Pensions blame

With the promised departure of The Liar, his widely-expected successor Gordon Brown is naturally coming under sustained attack from his political opponents. The latest row concerns the 1997 budget, when he removed a substantial tax concession from pension funds. In the years that followed, we had a crisis in the pensions industry with a high-profile casualty and some realignment of pensions in general.

Now it’s taken for granted that this is a Bad Thing, and that blame is due. But that’s not really the whole story. You could very legitimately describe the crisis as a necessary damage limitation exercise. Because if it hadn’t happened, the pensions bubble could have continued to grow for another ten or twenty years, leading to an eventual catastrophic collapse an order of magnitude bigger than what we actually had.

It’s fundamentally a numbers game dictated by demographics. As the number of pensioners grows, so does the cost of providing for them, even if pensions per person actually shrink. A savings pot accumulated over one’s working life works fine when it’s only a few who have it, but when you try to extend that to everyone, you’re up against a more fundamental problem of supply and demand.

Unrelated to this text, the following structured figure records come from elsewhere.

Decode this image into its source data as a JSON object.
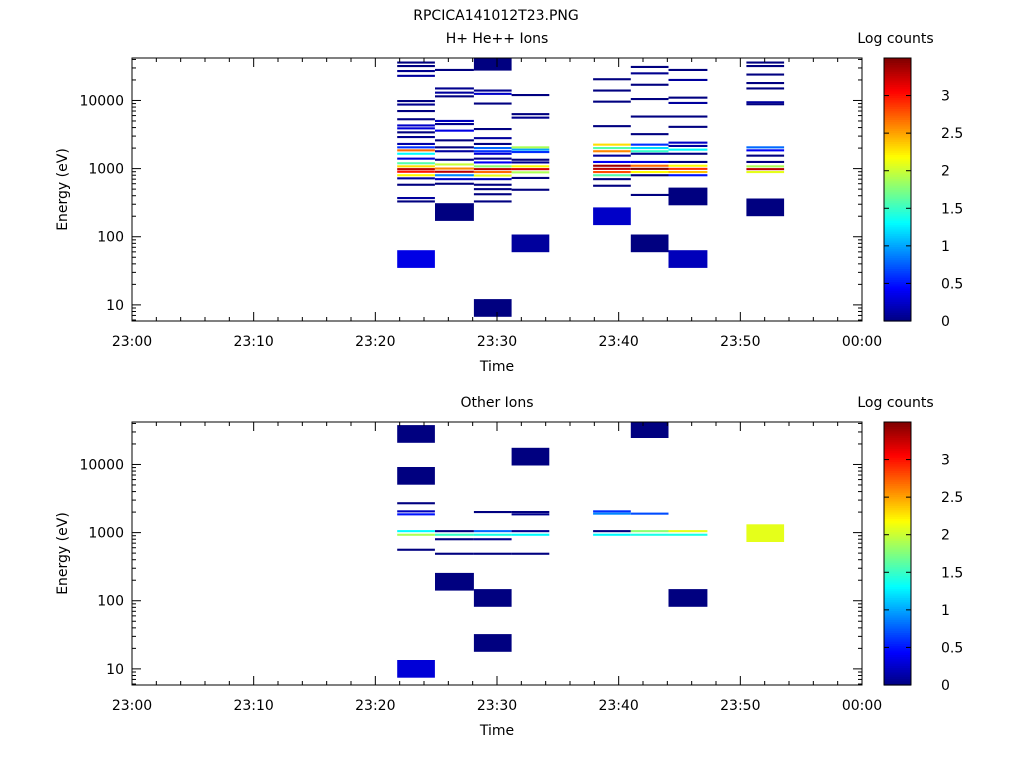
{
  "figure_title": "RPCICA141012T23.PNG",
  "chart_data": [
    {
      "type": "heatmap",
      "title": "H+ He++ Ions",
      "xlabel": "Time",
      "ylabel": "Energy (eV)",
      "x_ticks": [
        "23:00",
        "23:10",
        "23:20",
        "23:30",
        "23:40",
        "23:50",
        "00:00"
      ],
      "xlim": [
        "23:00",
        "00:00"
      ],
      "y_scale": "log",
      "ylim": [
        5.8,
        42000
      ],
      "y_ticks": [
        10,
        100,
        1000,
        10000
      ],
      "y_tick_labels": [
        "10",
        "100",
        "1000",
        "10000"
      ],
      "colorbar": {
        "label": "Log counts",
        "range": [
          0,
          3.5
        ],
        "ticks": [
          0,
          0.5,
          1,
          1.5,
          2,
          2.5,
          3
        ],
        "tick_labels": [
          "0",
          "0.5",
          "1",
          "1.5",
          "2",
          "2.5",
          "3"
        ],
        "colormap": "jet"
      },
      "columns": [
        {
          "t0": "23:21.8",
          "t1": "23:24.9",
          "cells": [
            {
              "e": 36000,
              "v": 0.0
            },
            {
              "e": 32000,
              "v": 0.0
            },
            {
              "e": 27000,
              "v": 0.05
            },
            {
              "e": 23000,
              "v": 0.1
            },
            {
              "e": 9800,
              "v": 0.0
            },
            {
              "e": 8700,
              "v": 0.05
            },
            {
              "e": 7000,
              "v": 0.0
            },
            {
              "e": 5300,
              "v": 0.0
            },
            {
              "e": 4300,
              "v": 0.25
            },
            {
              "e": 3900,
              "v": 0.3
            },
            {
              "e": 3400,
              "v": 0.0
            },
            {
              "e": 2900,
              "v": 0.05
            },
            {
              "e": 2300,
              "v": 0.15
            },
            {
              "e": 2050,
              "v": 0.6
            },
            {
              "e": 1850,
              "v": 2.7
            },
            {
              "e": 1650,
              "v": 1.3
            },
            {
              "e": 1400,
              "v": 0.3
            },
            {
              "e": 1200,
              "v": 1.6
            },
            {
              "e": 1080,
              "v": 2.3
            },
            {
              "e": 980,
              "v": 3.3
            },
            {
              "e": 900,
              "v": 3.0
            },
            {
              "e": 800,
              "v": 2.2
            },
            {
              "e": 720,
              "v": 0.1
            },
            {
              "e": 580,
              "v": 0.0
            },
            {
              "e": 370,
              "v": 0.1
            },
            {
              "e": 330,
              "v": 0.0
            },
            {
              "e": 47,
              "v": 0.35
            }
          ]
        },
        {
          "t0": "23:24.9",
          "t1": "23:28.1",
          "cells": [
            {
              "e": 28000,
              "v": 0.0
            },
            {
              "e": 15000,
              "v": 0.05
            },
            {
              "e": 13000,
              "v": 0.1
            },
            {
              "e": 11500,
              "v": 0.0
            },
            {
              "e": 5000,
              "v": 0.2
            },
            {
              "e": 4500,
              "v": 0.05
            },
            {
              "e": 3600,
              "v": 0.35
            },
            {
              "e": 2600,
              "v": 0.0
            },
            {
              "e": 2050,
              "v": 0.0
            },
            {
              "e": 1800,
              "v": 0.1
            },
            {
              "e": 1350,
              "v": 0.0
            },
            {
              "e": 1150,
              "v": 2.0
            },
            {
              "e": 1000,
              "v": 2.6
            },
            {
              "e": 900,
              "v": 3.3
            },
            {
              "e": 800,
              "v": 0.9
            },
            {
              "e": 700,
              "v": 0.25
            },
            {
              "e": 600,
              "v": 0.0
            },
            {
              "e": 230,
              "v": 0.0
            }
          ]
        },
        {
          "t0": "23:28.1",
          "t1": "23:31.2",
          "cells": [
            {
              "e": 37000,
              "v": 0.0
            },
            {
              "e": 14000,
              "v": 0.05
            },
            {
              "e": 12500,
              "v": 0.25
            },
            {
              "e": 9000,
              "v": 0.0
            },
            {
              "e": 3800,
              "v": 0.0
            },
            {
              "e": 2800,
              "v": 0.1
            },
            {
              "e": 2300,
              "v": 0.0
            },
            {
              "e": 2000,
              "v": 0.8
            },
            {
              "e": 1800,
              "v": 0.6
            },
            {
              "e": 1650,
              "v": 0.3
            },
            {
              "e": 1400,
              "v": 0.05
            },
            {
              "e": 1230,
              "v": 0.4
            },
            {
              "e": 1080,
              "v": 1.8
            },
            {
              "e": 980,
              "v": 3.3
            },
            {
              "e": 890,
              "v": 2.7
            },
            {
              "e": 790,
              "v": 2.1
            },
            {
              "e": 700,
              "v": 0.2
            },
            {
              "e": 580,
              "v": 0.0
            },
            {
              "e": 500,
              "v": 0.0
            },
            {
              "e": 420,
              "v": 0.0
            },
            {
              "e": 330,
              "v": 0.0
            },
            {
              "e": 9,
              "v": 0.0
            }
          ]
        },
        {
          "t0": "23:31.2",
          "t1": "23:34.3",
          "cells": [
            {
              "e": 12000,
              "v": 0.0
            },
            {
              "e": 6300,
              "v": 0.0
            },
            {
              "e": 5600,
              "v": 0.05
            },
            {
              "e": 2050,
              "v": 1.9
            },
            {
              "e": 1900,
              "v": 1.0
            },
            {
              "e": 1750,
              "v": 0.6
            },
            {
              "e": 1350,
              "v": 0.0
            },
            {
              "e": 1230,
              "v": 0.05
            },
            {
              "e": 1080,
              "v": 2.2
            },
            {
              "e": 980,
              "v": 3.2
            },
            {
              "e": 880,
              "v": 1.9
            },
            {
              "e": 730,
              "v": 0.0
            },
            {
              "e": 490,
              "v": 0.0
            },
            {
              "e": 80,
              "v": 0.1
            }
          ]
        },
        {
          "t0": "23:37.9",
          "t1": "23:41.0",
          "cells": [
            {
              "e": 20500,
              "v": 0.0
            },
            {
              "e": 14000,
              "v": 0.0
            },
            {
              "e": 9600,
              "v": 0.0
            },
            {
              "e": 4200,
              "v": 0.0
            },
            {
              "e": 2250,
              "v": 2.3
            },
            {
              "e": 2000,
              "v": 1.6
            },
            {
              "e": 1800,
              "v": 2.6
            },
            {
              "e": 1550,
              "v": 0.1
            },
            {
              "e": 1250,
              "v": 0.4
            },
            {
              "e": 1100,
              "v": 3.4
            },
            {
              "e": 990,
              "v": 3.3
            },
            {
              "e": 890,
              "v": 2.8
            },
            {
              "e": 800,
              "v": 1.6
            },
            {
              "e": 700,
              "v": 0.0
            },
            {
              "e": 560,
              "v": 0.0
            },
            {
              "e": 200,
              "v": 0.25
            }
          ]
        },
        {
          "t0": "23:41.0",
          "t1": "23:44.1",
          "cells": [
            {
              "e": 31000,
              "v": 0.0
            },
            {
              "e": 25000,
              "v": 0.05
            },
            {
              "e": 17000,
              "v": 0.0
            },
            {
              "e": 10500,
              "v": 0.0
            },
            {
              "e": 5800,
              "v": 0.0
            },
            {
              "e": 3200,
              "v": 0.0
            },
            {
              "e": 2250,
              "v": 0.6
            },
            {
              "e": 2000,
              "v": 1.2
            },
            {
              "e": 1800,
              "v": 1.5
            },
            {
              "e": 1650,
              "v": 0.05
            },
            {
              "e": 1250,
              "v": 0.3
            },
            {
              "e": 1100,
              "v": 2.7
            },
            {
              "e": 990,
              "v": 3.5
            },
            {
              "e": 890,
              "v": 2.2
            },
            {
              "e": 800,
              "v": 0.0
            },
            {
              "e": 410,
              "v": 0.0
            },
            {
              "e": 80,
              "v": 0.0
            }
          ]
        },
        {
          "t0": "23:44.1",
          "t1": "23:47.3",
          "cells": [
            {
              "e": 28000,
              "v": 0.0
            },
            {
              "e": 20000,
              "v": 0.1
            },
            {
              "e": 11000,
              "v": 0.0
            },
            {
              "e": 9200,
              "v": 0.1
            },
            {
              "e": 5800,
              "v": 0.0
            },
            {
              "e": 4100,
              "v": 0.0
            },
            {
              "e": 2400,
              "v": 0.25
            },
            {
              "e": 2150,
              "v": 0.1
            },
            {
              "e": 1900,
              "v": 1.3
            },
            {
              "e": 1650,
              "v": 0.0
            },
            {
              "e": 1250,
              "v": 0.0
            },
            {
              "e": 1100,
              "v": 2.2
            },
            {
              "e": 990,
              "v": 2.9
            },
            {
              "e": 890,
              "v": 2.4
            },
            {
              "e": 800,
              "v": 0.5
            },
            {
              "e": 390,
              "v": 0.0
            },
            {
              "e": 47,
              "v": 0.2
            }
          ]
        },
        {
          "t0": "23:50.5",
          "t1": "23:53.6",
          "cells": [
            {
              "e": 36000,
              "v": 0.0
            },
            {
              "e": 32000,
              "v": 0.0
            },
            {
              "e": 24000,
              "v": 0.0
            },
            {
              "e": 18000,
              "v": 0.0
            },
            {
              "e": 15000,
              "v": 0.0
            },
            {
              "e": 9400,
              "v": 0.1
            },
            {
              "e": 8800,
              "v": 0.0
            },
            {
              "e": 2050,
              "v": 0.8
            },
            {
              "e": 1850,
              "v": 0.4
            },
            {
              "e": 1550,
              "v": 0.0
            },
            {
              "e": 1250,
              "v": 0.0
            },
            {
              "e": 1080,
              "v": 1.9
            },
            {
              "e": 980,
              "v": 3.3
            },
            {
              "e": 890,
              "v": 2.1
            },
            {
              "e": 270,
              "v": 0.0
            }
          ]
        }
      ]
    },
    {
      "type": "heatmap",
      "title": "Other Ions",
      "xlabel": "Time",
      "ylabel": "Energy (eV)",
      "x_ticks": [
        "23:00",
        "23:10",
        "23:20",
        "23:30",
        "23:40",
        "23:50",
        "00:00"
      ],
      "xlim": [
        "23:00",
        "00:00"
      ],
      "y_scale": "log",
      "ylim": [
        5.8,
        42000
      ],
      "y_ticks": [
        10,
        100,
        1000,
        10000
      ],
      "y_tick_labels": [
        "10",
        "100",
        "1000",
        "10000"
      ],
      "colorbar": {
        "label": "Log counts",
        "range": [
          0,
          3.5
        ],
        "ticks": [
          0,
          0.5,
          1,
          1.5,
          2,
          2.5,
          3
        ],
        "tick_labels": [
          "0",
          "0.5",
          "1",
          "1.5",
          "2",
          "2.5",
          "3"
        ],
        "colormap": "jet"
      },
      "columns": [
        {
          "t0": "23:21.8",
          "t1": "23:24.9",
          "cells": [
            {
              "e": 28000,
              "v": 0.0
            },
            {
              "e": 6800,
              "v": 0.0
            },
            {
              "e": 2700,
              "v": 0.0
            },
            {
              "e": 2050,
              "v": 0.2
            },
            {
              "e": 1850,
              "v": 0.5
            },
            {
              "e": 1050,
              "v": 1.3
            },
            {
              "e": 930,
              "v": 1.9
            },
            {
              "e": 560,
              "v": 0.0
            },
            {
              "e": 10,
              "v": 0.3
            }
          ]
        },
        {
          "t0": "23:24.9",
          "t1": "23:28.1",
          "cells": [
            {
              "e": 1050,
              "v": 0.0
            },
            {
              "e": 930,
              "v": 1.5
            },
            {
              "e": 800,
              "v": 0.0
            },
            {
              "e": 490,
              "v": 0.0
            },
            {
              "e": 190,
              "v": 0.0
            }
          ]
        },
        {
          "t0": "23:28.1",
          "t1": "23:31.2",
          "cells": [
            {
              "e": 2000,
              "v": 0.0
            },
            {
              "e": 1050,
              "v": 0.8
            },
            {
              "e": 930,
              "v": 1.4
            },
            {
              "e": 800,
              "v": 0.05
            },
            {
              "e": 490,
              "v": 0.0
            },
            {
              "e": 110,
              "v": 0.0
            },
            {
              "e": 24,
              "v": 0.0
            }
          ]
        },
        {
          "t0": "23:31.2",
          "t1": "23:34.3",
          "cells": [
            {
              "e": 13000,
              "v": 0.0
            },
            {
              "e": 2000,
              "v": 0.0
            },
            {
              "e": 1850,
              "v": 0.05
            },
            {
              "e": 1050,
              "v": 0.05
            },
            {
              "e": 930,
              "v": 1.3
            },
            {
              "e": 490,
              "v": 0.0
            }
          ]
        },
        {
          "t0": "23:37.9",
          "t1": "23:41.0",
          "cells": [
            {
              "e": 2050,
              "v": 0.6
            },
            {
              "e": 1900,
              "v": 0.9
            },
            {
              "e": 1050,
              "v": 0.0
            },
            {
              "e": 930,
              "v": 1.3
            }
          ]
        },
        {
          "t0": "23:41.0",
          "t1": "23:44.1",
          "cells": [
            {
              "e": 33000,
              "v": 0.0
            },
            {
              "e": 1900,
              "v": 0.7
            },
            {
              "e": 1050,
              "v": 1.8
            },
            {
              "e": 930,
              "v": 1.4
            }
          ]
        },
        {
          "t0": "23:44.1",
          "t1": "23:47.3",
          "cells": [
            {
              "e": 1050,
              "v": 2.1
            },
            {
              "e": 930,
              "v": 1.4
            },
            {
              "e": 110,
              "v": 0.0
            }
          ]
        },
        {
          "t0": "23:50.5",
          "t1": "23:53.6",
          "cells": [
            {
              "e": 980,
              "v": 2.1
            }
          ]
        }
      ]
    }
  ]
}
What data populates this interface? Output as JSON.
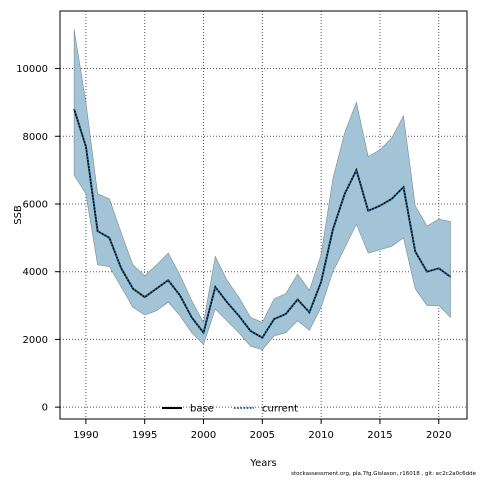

No matter how much money the pensioners have saved, you need working people to supply their needs. And only so much of the economy can be devoted to pensioners without collapse in the rest of it.

So the basic scam was the promise heavily marketed to us in the 1980s. It was doomed from the start. I declined to invest in it, because I thought it blindingly obvious that the system then in operation could not last through to my retirement. No, I didn’t predict how 1980s-style pensions would collapse; just that it would inevitably happen. My generation will not enjoy the generous pensions of our elders, because there are simply too many of us. My own expectation is that I’ll go on working for as long as my health allows it.

Gordon would deserve credit rather than blame for deflating that bubble. Except for the side-effect of the country’s bubble-money being diverted into the property market, which still offers huge tax breaks to the rich.


Posted on April 3, 2007, in politics, uk. Bookmark the permalink. 3 Comments.

  1. “you need working people to supply their needs.”
    Your assumption that there would be none is extremely blinkered.
    Immigrants are already filling the gap. It is only prejudice against them that stops them becoming a fully effective solution to the problem you postulate.
    Gordon Brown was wrong. Full stop.

  2. Phil – nope.

    The situation with immigrants is transient. It works because the immigrants are prepared to put up with conditions that natives won’t stand for. But immigrants grow old too, and their children *do* expect the same rights as natives.

    The large differential between UK and Polish wages is unlikely to be permanent, either.

  3. A major issue for the UK is that we spend too much and save too little. We need some incentives to encourage people to save as this provides capital investment for industry and helps people to become more self-sufficient in old age. Regrettably, Gordon’s action led to pensions (which are, in essence, a tax-efficient but restrictive form of saving) become rather less attractive. This will lead to problems for all of us in future. Of course the few lucky enough to be on “final salary” pension arrangements will be relatively unscathed, but those with “defined benefit” pensions, based on the value of their retirement fund when they draw it down, will be greatly disadvantaged. Most of those now opting out of pensions altogether will, in all likelihood, become benefit claimants one day at considerably greater cost to the remaining taxpayers than would have been the case if saving for retirement was made more attractive.